RE:Na-Cho Nyäk Dun - "Shut down all mining activity"An overview of why (especially) USA companies have been leaving Canada. This has been gradually happening for probably 40 or 50 yearsl but has become dramatically higher in recent years. We have almost no manufacturing any more, all the manufacturing facilities have been either abandoned, torn down, or converted into condos. When I worked in manufacturing, there were many 'branch-plant' USA manufacturers, small and large. We used to make everything from large (washer, dryer, fridge) and small appliances, farm equipment, toys etc etc. We make virtually nothing now. The big change began to happen when the Federal Sales Tax began to be applied to finished imports rather than on the importer's wholesale selling price - but local manufacturers still had to pay on their wholesale selliing price. That quickly wiped out all the branch-plant mfrs in favor of importers of finished products.
We used to have one of the largest pulp and paper mfr base in the world; it's mostly gone, as is most of heavy industry. The lumber business is weak, or gone.

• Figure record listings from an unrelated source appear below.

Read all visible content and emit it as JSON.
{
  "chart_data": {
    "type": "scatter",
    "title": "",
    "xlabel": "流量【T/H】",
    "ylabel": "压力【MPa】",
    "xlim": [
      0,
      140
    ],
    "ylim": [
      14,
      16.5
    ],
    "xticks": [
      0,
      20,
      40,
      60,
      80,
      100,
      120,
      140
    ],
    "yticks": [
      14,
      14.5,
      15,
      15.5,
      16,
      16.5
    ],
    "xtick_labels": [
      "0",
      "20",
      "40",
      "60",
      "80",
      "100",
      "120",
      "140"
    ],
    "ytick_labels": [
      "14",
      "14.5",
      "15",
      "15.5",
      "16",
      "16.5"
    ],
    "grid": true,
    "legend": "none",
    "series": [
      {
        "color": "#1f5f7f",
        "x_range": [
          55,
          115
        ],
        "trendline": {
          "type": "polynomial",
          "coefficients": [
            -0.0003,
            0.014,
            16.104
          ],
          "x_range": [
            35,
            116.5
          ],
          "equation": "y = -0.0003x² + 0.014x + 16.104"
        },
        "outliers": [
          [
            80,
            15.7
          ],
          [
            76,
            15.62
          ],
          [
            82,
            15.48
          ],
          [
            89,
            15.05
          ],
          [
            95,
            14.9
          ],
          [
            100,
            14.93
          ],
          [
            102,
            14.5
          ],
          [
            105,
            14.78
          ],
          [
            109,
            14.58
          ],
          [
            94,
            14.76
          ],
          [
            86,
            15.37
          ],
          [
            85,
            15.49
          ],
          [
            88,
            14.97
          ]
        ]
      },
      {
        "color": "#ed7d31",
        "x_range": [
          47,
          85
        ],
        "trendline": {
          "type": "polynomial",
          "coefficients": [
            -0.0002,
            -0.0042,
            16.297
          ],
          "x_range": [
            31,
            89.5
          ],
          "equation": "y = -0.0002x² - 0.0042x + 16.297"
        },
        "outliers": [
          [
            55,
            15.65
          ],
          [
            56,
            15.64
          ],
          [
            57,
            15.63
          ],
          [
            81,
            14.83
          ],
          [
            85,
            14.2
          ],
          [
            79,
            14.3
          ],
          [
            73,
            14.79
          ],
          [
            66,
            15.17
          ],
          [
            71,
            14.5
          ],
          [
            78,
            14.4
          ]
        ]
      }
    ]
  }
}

Mining is more and more threatened.
Pipelines are cancelled or threatened; the government of Alberta actually bought railroad cars to transport oil (the most unsafe way to do it) because protesters didn't want a pipeline.
In energy, the worst recent example was when the Trans-Mountain pipeline capacity increase which was fully permitted after years of negotiation, would have been completed in about a year for another billion or so of private money, and at no taxpayer cost. The expanded capacity was to have been achieved by twinning to the existing established pipeline, not through any new route. The government tore up the permits and told them they had to start over. They just said: we've had it, and left Canada. The Feds bought the work in progress for about $5B, proceeded to work to the original plan, then the final cost came in at about $32B of taxpayer money (so far - final figures to follow). Now they think they can 'sell' it, in other words give it away.
Anecdotally, I've noticed for years that retailers who have come to Canada are just leaving, or selling out, in large numbers. Product lines have been withdrawn.